Lo crucial, desde luego, ante una obra de estas características, no parece que haya de ser detenerse en el estilo o calidad de Levi al mostrarnos los horrores vividos en primerísima persona. Me resulta absolutamente increíble que este señor fuera capaz de escribir esto menos de un año después de su liberación y reconversión a ser humano. Tal vez por esa experiencia desgarradora no hay más remedio que dar la razón a Adorno cuando decía: «escribir poesía después de Auschwitz es un acto de barbarie». Las constantes referencias a la bajada al infierno de Dante en «La Divina Comedia», de manera concreta sus referencias a Ulises, es de las pocas esperanzas que entrega Levi sobre la firme resolución de un ser humano a no renunciar a serlo en virtud de su dignidad. Pero lo más pasmoso es precisamente el estilo casi de diario personal y meramente descriptivo de las atrocidades: metódico, seco, pragmático, como comentaba cuando comencé su lectura… que anuncia una y otra vez la verdad explícita del título de la obra y a la que varias veces hace alusión a lo largo de la novela: “destruir al hombre es difícil, casi tanto como crearlo; no ha sido fácil, no ha sido breve, pero lo habéis conseguido, alemanes”. No hay adjetivos calificativos que afloren espontáneamente a mis labios; Levi resume la asunción del terrible destino con un párrafo sobre uno de tantos compañeros que pasaron por el Lager: “me contó su historia, que he olvidado hoy, pero era una historia dolorosa, cruel y conmovedora; porque así son todas nuestras historias, cientos de miles de historias, todas distintas y todas llenas de una trágica y desconcertante fatalidad”.
Esa desconcertante fatalidad, mezcla de sarcástico optimismo y triste realidad de la experiencia vivida, lo acompañó hasta el fin de sus días y el mismo momento de su muerte, en circunstancias aún no clarificadas sobre si ha de atribuirse al suicidio o a un simple accidente.

Terminando las páginas, este que suscribe, metódico en la duda acerca de ciertas realidades sobre el Holocausto (recomiendo al respecto leer el ensayo “La industria del Holocausto”, del judío Norman Filkenstein), acierta a comprender con docilidad extrema que, más allá del uso político que el auge del sionismo hiciera del desastre a partir sobre todo de los década de los sesenta del siglo pasado, esta obra fue escrita en 1946, y me la trae al pairo si son ciertos los banales datos de si es o no imposible que fallecieron 6 millones de judíos en los campos de exterminio o “sólo” fueron como máximo un millón.

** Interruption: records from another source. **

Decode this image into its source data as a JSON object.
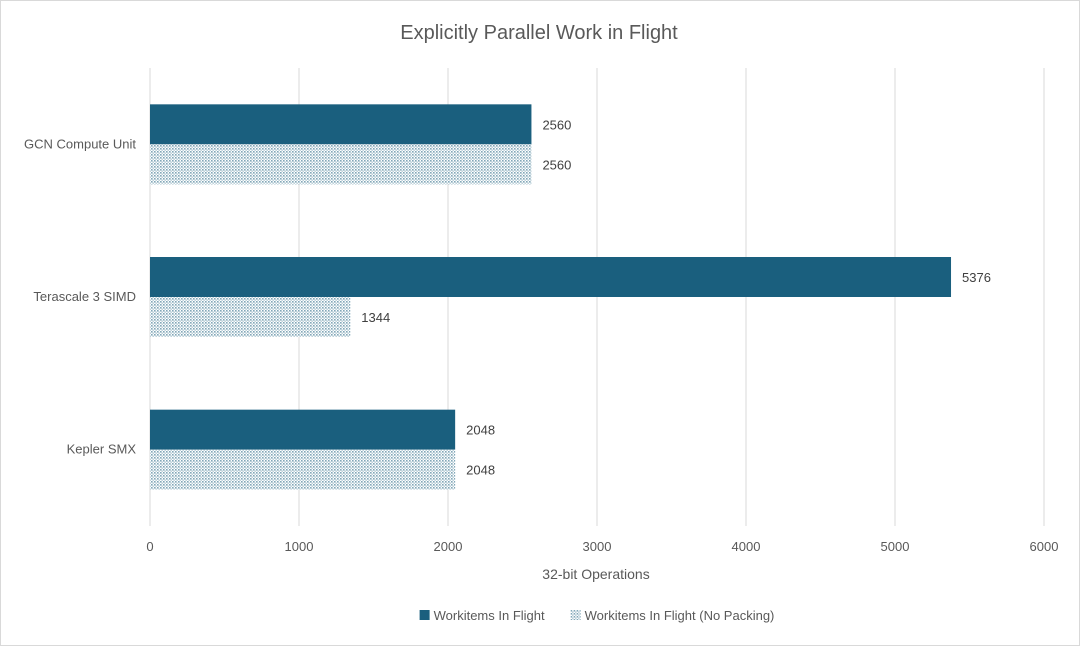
{
  "chart_data": {
    "type": "bar",
    "orientation": "horizontal",
    "title": "Explicitly Parallel Work in Flight",
    "xlabel": "32-bit Operations",
    "ylabel": "",
    "categories": [
      "GCN Compute Unit",
      "Terascale 3 SIMD",
      "Kepler SMX"
    ],
    "series": [
      {
        "name": "Workitems In Flight",
        "values": [
          2560,
          5376,
          2048
        ],
        "color": "#1a5f7e",
        "pattern": "solid"
      },
      {
        "name": "Workitems In Flight (No Packing)",
        "values": [
          2560,
          1344,
          2048
        ],
        "color": "#1a5f7e",
        "pattern": "dotted"
      }
    ],
    "xlim": [
      0,
      6000
    ],
    "xticks": [
      0,
      1000,
      2000,
      3000,
      4000,
      5000,
      6000
    ],
    "grid": true,
    "legend_position": "bottom"
  }
}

Si un solo ser humano ha sido conminado de la forma cruel y severa de esta páginas amorales a creer que no lo es no hay salvación ni excusa viable. Lo escribió el propio Levi, en una carta en francés en abril de 1946 a Jean Samuel, un judío alsaciano a quien conoció en Auschwitz: “lo queramos o no, somos testigos y llevamos el peso de nuestro testimonio”.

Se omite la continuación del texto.